It’s not a 20% failure rate when the chatbot routes calls to a human agent whenever it’s more than x% unsure about what to say.
AI solutions still get the 80% “bottom of the barrel” menial tasks perfectly well.
It wont know it doesn’t know. At the current state of AI, it doesn’t seem to have almost any sense of what is right and wrong or a way to validate that - even when you tell it, it is wrong. Maybe there are systems that can but I am not aware of them.
The current state of AI chatbots, assigns a “confidence level” to every piece of output. It signals perfectly well when and where they should look for more information… but humans have been pushing them to “output something, anything”, instead of excusing itself for not knowing something, or running some additional processes in order to look for the missing information.

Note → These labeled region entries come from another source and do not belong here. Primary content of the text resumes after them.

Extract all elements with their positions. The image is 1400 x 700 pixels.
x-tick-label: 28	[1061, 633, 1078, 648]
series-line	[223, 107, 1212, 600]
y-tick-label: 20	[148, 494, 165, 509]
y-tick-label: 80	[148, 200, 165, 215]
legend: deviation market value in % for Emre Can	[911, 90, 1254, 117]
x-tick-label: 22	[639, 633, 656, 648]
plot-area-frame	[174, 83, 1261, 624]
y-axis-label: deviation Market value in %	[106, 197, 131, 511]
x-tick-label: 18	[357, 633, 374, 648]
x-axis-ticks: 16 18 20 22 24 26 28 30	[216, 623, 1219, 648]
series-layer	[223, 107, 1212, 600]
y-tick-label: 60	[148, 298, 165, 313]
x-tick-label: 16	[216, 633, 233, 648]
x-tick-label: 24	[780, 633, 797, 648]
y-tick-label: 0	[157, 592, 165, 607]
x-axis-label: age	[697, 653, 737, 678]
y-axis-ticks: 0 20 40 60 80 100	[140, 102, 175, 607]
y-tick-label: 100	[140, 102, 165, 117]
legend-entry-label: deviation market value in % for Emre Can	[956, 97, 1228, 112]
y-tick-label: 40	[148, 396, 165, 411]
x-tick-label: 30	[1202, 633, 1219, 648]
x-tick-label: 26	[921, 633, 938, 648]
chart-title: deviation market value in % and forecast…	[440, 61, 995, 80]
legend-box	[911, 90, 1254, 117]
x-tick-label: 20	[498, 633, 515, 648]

As of this year, Copilot has been running web searches to complement its lack of information, and Gemini is running both web searches, and iteratively self-checking its own answer in order to refine it (see “drafts”). It also seems like Gemini might be learning from humanity’s reactions to its wrong answers.
From my understanding, AI is a essentially a statistical method so naturally it will use a confidence level. Its hard for me to take the leap of faith to confidence level will correlate to accuracy. Seems to me it would be more dependent on its data set. If its data contains a commonly held belief, that is incorrect, would it not have a high confidence level on an answer with that incorrect info? If we use a highly authoritative data set, that will be very limited and we’d be back to more of a keyword system than a LLM. I am sure with time, we’ll be in more of a middle ground where accuracy will be better but what will that be? 5% 3% 10%?
I’ll freely admit I am not an expert in this at all.
I thought confidence levels were for image recognition? How do confidence levels work for transformer LLMs?